La Joya ISD is attempting to recover from a corruption scandal that resulted in the resignation of two school board trustees and two administrators, including a former assistant superintendent. They confessed to accepting bribes, soliciting kickbacks and improperly influencing elected officials employed by La Joya ISD.
Concerned about the allegations, the Texas Education Agency informed La Joya ISD the state would conduct a “special investigation.”
Zamora said La Joya ISD shouldn’t let the actions of a few people define the district, which is already taking corrective action.
“I believe I can bring history to what’s happened and where we’ve been as a district,” Zamora said. “We have overcome, as a district, some bumps on the road and we will overcome this one too.”
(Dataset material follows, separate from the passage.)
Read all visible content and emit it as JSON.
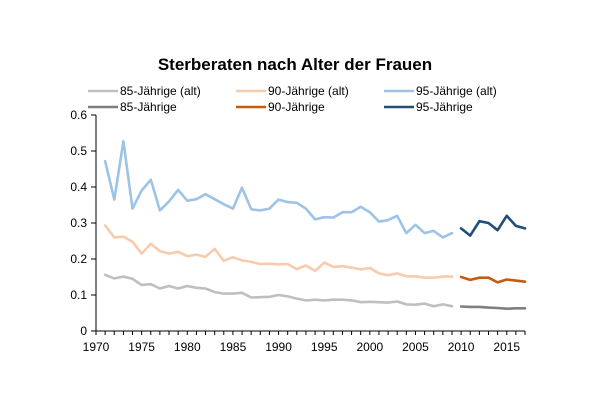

Trustees need to hold themselves accountable, Zamora said, and put La Joya ISD on a path to success.
“We just have to step up to the plate,” Zamora said. “And say: ‘No more of that.’”
The school board also needs to appoint someone to Place 6, which became vacant in March, when Trustee Oscar “Coach” Salinas pleaded guilty to a federal extortion charge.
Board President Alda T. Benavides said that she didn’t want trustees to feel rushed or pressured to make a decision. They plan to keep reviewing the remaining 10 resumes and could make a decision on Place 6 after the summer break.